I’m working to render a small terrain mesh for a game I’m working on. The mesh building is working, but I’m curious as to how I’d end up mapping sub-textures to it.
Right now, for testing purposes, I use a single simple texture and tiled it, 32x32, but in the long run I want a texture with various kinds of potential tiles and I want a unique tile to render per square in the overall plane. I build the mesh from a matrix of what amounts to “height values” and a type for the area which will handle whether or not there should be walls around the square or whether to render a grass or sand texture in that square. The output texture is meant to be tiled as a grid, it contains 32x32 “squares,” and I’ve done my best to re-use vertices and map the triangles over those but I’m not sure how to approach the shader for it.
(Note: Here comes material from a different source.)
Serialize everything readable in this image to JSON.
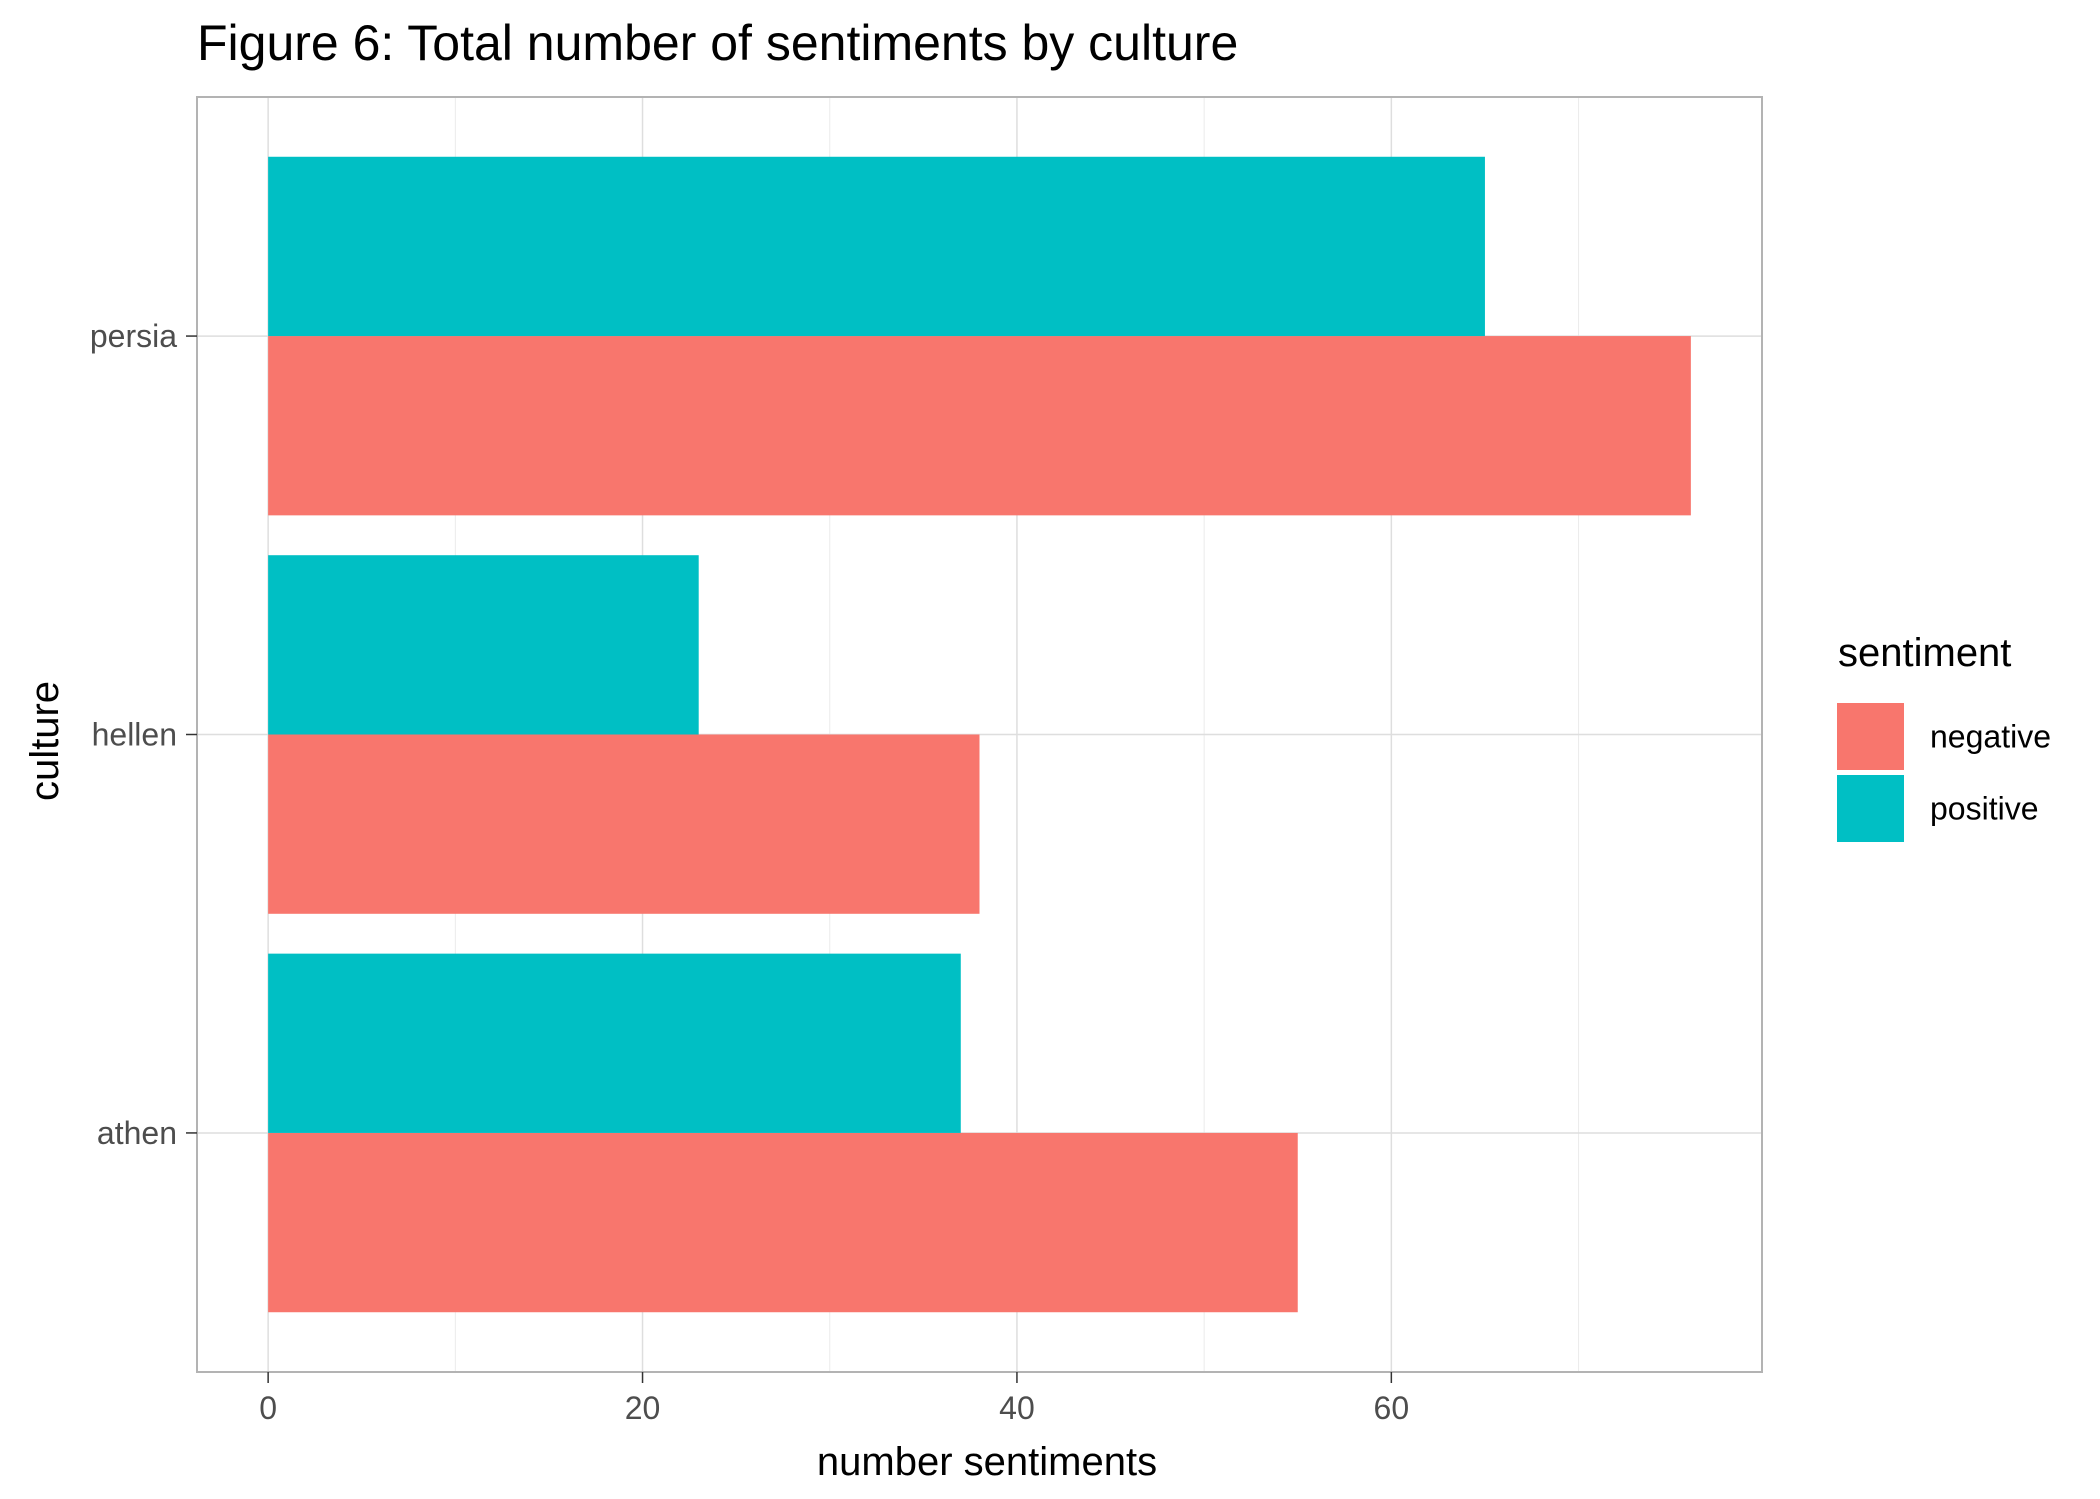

I originally though to flatten the matrix into an array and pass that in, and use the UV coords to determine the location in the array to determine what actual texture coords to pull out. But then I found out that you can’t really pass an array to shaders (forgive me if I’m wrong, my experience with shaders is limited) pre an article I read (which talked about a way to hack an array into a shader). That could work but I’d prefer no hacks if possible.
Another thought I had was to assign the UVs to be what I need in the texture so that the shader would be dead simple (even default, maybe). But that would mean that I’d have to create 4 vertices per grid space, since I can’t assign more than one set of UV coords to a vertex (some vertices are used to make up to 4 adjacent squares).
Any thoughts or ideas about to make a shader that dynamically renders part of a texture across a plane (think “tilemap,” but not for 2D) – is reusing vertices really a performance enhancement or am I avoiding that route for no reason?